Below the grid, a table of the 10 most recent regressions across the tenant. A "regression" means a rule that first appeared in the last 7 days against an asset Cybrium was already scanning before that window — distinguished from "we just started monitoring this asset". Each row links straight into the relevant finding.

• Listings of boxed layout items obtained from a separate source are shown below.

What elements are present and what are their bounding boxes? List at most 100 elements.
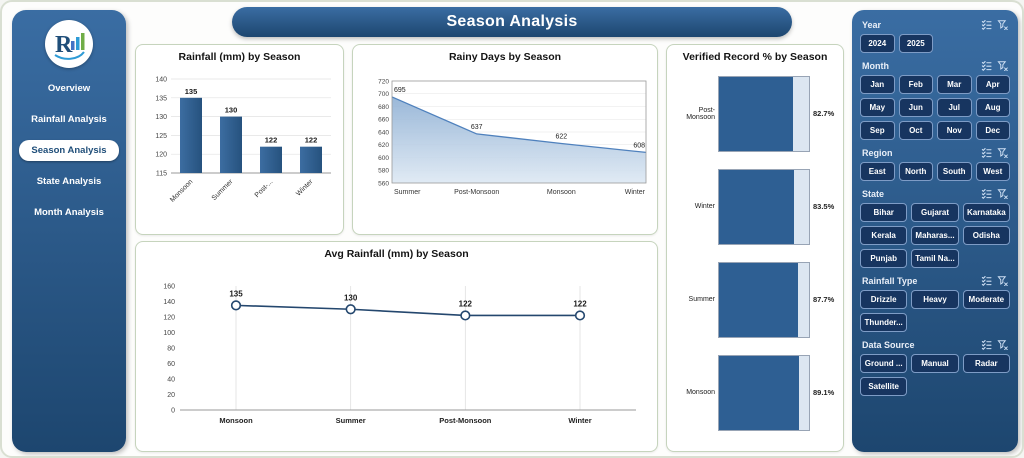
select-all-icon[interactable] bbox=[981, 147, 992, 158]
svg-text:122: 122 bbox=[573, 299, 587, 308]
sidebar-item-state-analysis[interactable]: State Analysis bbox=[36, 176, 102, 187]
clear-filter-icon[interactable] bbox=[997, 60, 1008, 71]
chart-title: Avg Rainfall (mm) by Season bbox=[324, 248, 469, 260]
svg-text:130: 130 bbox=[225, 106, 238, 115]
sidebar-item-overview[interactable]: Overview bbox=[47, 83, 91, 94]
filter-option-thunder[interactable]: Thunder... bbox=[860, 313, 908, 332]
clear-filter-icon[interactable] bbox=[997, 147, 1008, 158]
rainy-days-area-chart: 560 580 600 620 640 660 680 700 720 695 Summer 637 P… bbox=[353, 65, 657, 229]
hbar-category-label: Monsoon bbox=[686, 389, 715, 396]
filter-option-south[interactable]: South bbox=[937, 162, 972, 181]
filter-option-satellite[interactable]: Satellite bbox=[860, 377, 908, 396]
filter-option-north[interactable]: North bbox=[898, 162, 933, 181]
filter-option-nov[interactable]: Nov bbox=[937, 121, 972, 140]
svg-text:R: R bbox=[55, 32, 73, 58]
svg-text:140: 140 bbox=[163, 299, 175, 306]
filter-option-punjab[interactable]: Punjab bbox=[860, 249, 908, 268]
svg-text:115: 115 bbox=[156, 171, 167, 178]
select-all-icon[interactable] bbox=[981, 188, 992, 199]
filter-option-tamil-na[interactable]: Tamil Na... bbox=[911, 249, 959, 268]
select-all-icon[interactable] bbox=[981, 60, 992, 71]
svg-text:Summer: Summer bbox=[335, 416, 365, 425]
svg-text:Post-Monsoon: Post-Monsoon bbox=[439, 416, 491, 425]
filter-option-heavy[interactable]: Heavy bbox=[911, 290, 959, 309]
filter-option-kerala[interactable]: Kerala bbox=[860, 226, 908, 245]
filter-option-drizzle[interactable]: Drizzle bbox=[860, 290, 908, 309]
svg-text:135: 135 bbox=[229, 289, 243, 298]
sidebar-item-season-analysis[interactable]: Season Analysis bbox=[19, 140, 119, 161]
filter-option-manual[interactable]: Manual bbox=[911, 354, 959, 373]
clear-filter-icon[interactable] bbox=[997, 339, 1008, 350]
filter-section-title: State bbox=[862, 188, 885, 199]
svg-text:0: 0 bbox=[171, 408, 175, 415]
page-title: Season Analysis bbox=[232, 7, 792, 37]
filter-option-gujarat[interactable]: Gujarat bbox=[911, 203, 959, 222]
hbar-track bbox=[718, 261, 810, 338]
svg-text:Winter: Winter bbox=[295, 178, 315, 198]
svg-text:Post-Monsoon: Post-Monsoon bbox=[454, 189, 499, 196]
filter-option-radar[interactable]: Radar bbox=[962, 354, 1010, 373]
filter-option-jan[interactable]: Jan bbox=[860, 75, 895, 94]
svg-text:700: 700 bbox=[378, 91, 389, 98]
hbar-fill bbox=[719, 76, 794, 151]
filter-option-maharas[interactable]: Maharas... bbox=[911, 226, 959, 245]
clear-filter-icon[interactable] bbox=[997, 19, 1008, 30]
chart-title: Verified Record % by Season bbox=[682, 51, 828, 63]
svg-text:695: 695 bbox=[394, 87, 406, 94]
svg-text:680: 680 bbox=[378, 104, 389, 111]
hbar-category-label: Post-Monsoon bbox=[686, 106, 715, 121]
hbar-row-winter: Winter 83.5% bbox=[671, 160, 839, 253]
rainy-days-area-chart-card: Rainy Days by Season 560 580 600 620 640 660 6… bbox=[352, 44, 658, 235]
svg-text:Post-...: Post-... bbox=[254, 178, 275, 199]
filter-option-karnataka[interactable]: Karnataka bbox=[962, 203, 1010, 222]
hbar-track bbox=[718, 354, 810, 431]
sidebar-item-month-analysis[interactable]: Month Analysis bbox=[34, 207, 104, 218]
filter-option-ground[interactable]: Ground ... bbox=[860, 354, 908, 373]
svg-text:130: 130 bbox=[155, 114, 167, 121]
select-all-icon[interactable] bbox=[981, 275, 992, 286]
select-all-icon[interactable] bbox=[981, 19, 992, 30]
hbar-row-monsoon: Monsoon 89.1% bbox=[671, 346, 839, 439]
rainfall-bar-chart: 115 120 125 130 135 140 135 Monsoon 130 Summer 122… bbox=[136, 65, 343, 229]
avg-rainfall-line-chart-card: Avg Rainfall (mm) by Season 0 20 40 60 80 100… bbox=[135, 241, 658, 452]
svg-text:637: 637 bbox=[471, 124, 483, 131]
filter-option-2025[interactable]: 2025 bbox=[898, 34, 933, 53]
filter-option-east[interactable]: East bbox=[860, 162, 895, 181]
filter-option-odisha[interactable]: Odisha bbox=[962, 226, 1010, 245]
filter-option-aug[interactable]: Aug bbox=[975, 98, 1010, 117]
filter-option-mar[interactable]: Mar bbox=[937, 75, 972, 94]
hbar-row-post-monsoon: Post-Monsoon 82.7% bbox=[671, 67, 839, 160]
svg-text:120: 120 bbox=[155, 152, 167, 159]
filter-option-2024[interactable]: 2024 bbox=[860, 34, 895, 53]
svg-text:600: 600 bbox=[378, 155, 389, 162]
avg-rainfall-line-chart: 0 20 40 60 80 100 120 140 160 135 Monsoon 130 Summer… bbox=[136, 262, 657, 448]
filter-option-bihar[interactable]: Bihar bbox=[860, 203, 908, 222]
select-all-icon[interactable] bbox=[981, 339, 992, 350]
svg-text:720: 720 bbox=[378, 78, 389, 85]
filter-option-feb[interactable]: Feb bbox=[898, 75, 933, 94]
filter-option-moderate[interactable]: Moderate bbox=[962, 290, 1010, 309]
sidebar-item-rainfall-analysis[interactable]: Rainfall Analysis bbox=[31, 114, 107, 125]
filter-section-data-source: Data Source Ground ... Manual Radar Satellit… bbox=[860, 339, 1010, 396]
filter-section-state: State Bihar Gujarat Karnataka Kerala Maharas.… bbox=[860, 188, 1010, 268]
svg-text:122: 122 bbox=[305, 136, 318, 145]
filter-option-may[interactable]: May bbox=[860, 98, 895, 117]
hbar-track bbox=[718, 75, 810, 152]
filter-option-apr[interactable]: Apr bbox=[975, 75, 1010, 94]
filter-option-jul[interactable]: Jul bbox=[937, 98, 972, 117]
filter-option-west[interactable]: West bbox=[975, 162, 1010, 181]
filter-option-jun[interactable]: Jun bbox=[898, 98, 933, 117]
clear-filter-icon[interactable] bbox=[997, 188, 1008, 199]
hbar-fill bbox=[719, 262, 798, 337]
hbar-fill bbox=[719, 355, 800, 430]
clear-filter-icon[interactable] bbox=[997, 275, 1008, 286]
filter-section-title: Month bbox=[862, 60, 889, 71]
filter-option-sep[interactable]: Sep bbox=[860, 121, 895, 140]
filter-option-dec[interactable]: Dec bbox=[975, 121, 1010, 140]
svg-text:135: 135 bbox=[155, 95, 167, 102]
svg-text:20: 20 bbox=[167, 392, 175, 399]
hbar-fill bbox=[719, 169, 795, 244]
filter-option-oct[interactable]: Oct bbox=[898, 121, 933, 140]
hbar-category-label: Summer bbox=[688, 296, 715, 303]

How the numbers are computed

count = COUNT(Finding) where scan.completed_at >= now - window
severity_max = max(severity) per (host, scan_type) cell — critical > high > medium > low > info
open = same as count (status taxonomy is on the roadmap; today all findings in window are treated as open)
regressed_7d = number of distinct rule_ids in the cell whose earliest first-seen is in the last 7 days
AND the cell's earliest scan completion across history is BEFORE the 7-day window
trend_30d = 7-bucket histogram of new findings, equally spaced across the window

Source of truth: the Finding table joined to ScanJob for completed_at + scan_type. No new model writes — every read is recomputed.

Demo path

  1. Settings → Scheduled Scans → create 3-4 schedules (Email Security daily, SSL weekly, M365 daily, Secret Scan weekly)
  2. Wait one day for them to fire (or click Run now on each to seed)
  3. Open Heat Map → grid populates with cells per (target × scan_type)
  4. The 7-day window shows what's new vs. just-discovered
  5. Click any cell with +N to see the regression detail

API

curl -fsSL https://app.cybrium.ai/api/scans/findings/heat-map/?window_days=30 \
-b "$AUTH_COOKIE"

Returns a JSON payload shaped like:

{
"generated_at": "2026-06-02T...",
"window_days": 30,
"axes": {
"assets": [ { "key": "example.com", "label": "example.com", "kind": "domain", "criticality": "high" } ],
"controls": [ { "key": "email_security", "label": "Email Security ..." } ]
},
"cells": [
{ "asset_key": "example.com", "control_key": "email_security",
"severity_max": "high", "count": 3, "open": 3, "regressed_7d": 1,
"trend_30d": [0,0,1,1,2,2,3], "scan_count": 4 }
],
"regressions_recent": [
{ "asset_key": "example.com", "control_key": "email_security",
"rule_id": "cymail.dnsbl.listed", "first_seen": "...", "severity": "high" }
],
"summary": {
"total_findings": 27, "open": 27, "critical_open": 2, "high_open": 9,
"regressed_7d": 4, "asset_count": 6, "control_count": 5, "scan_count": 18
}
}

Limits

  • Computed on read; large tenants (>10k findings in window) will see slower loads. A snapshot table is on the roadmap.
  • "Open" is a count proxy today — the Finding status taxonomy (resolved / false_positive / accepted-risk) lands in a follow-up sprint; today the heat map treats every finding in the window as open.
  • Asset criticality is inferred from inventory.Asset.business_unit + a hostname heuristic ("prod", "payments", "api.", etc.). For accuracy, set business_unit explicitly on your Asset rows.
  • No cross-tenant view — this is a per-tenant page. Platform-admin cross-tenant heat map is a future sprint.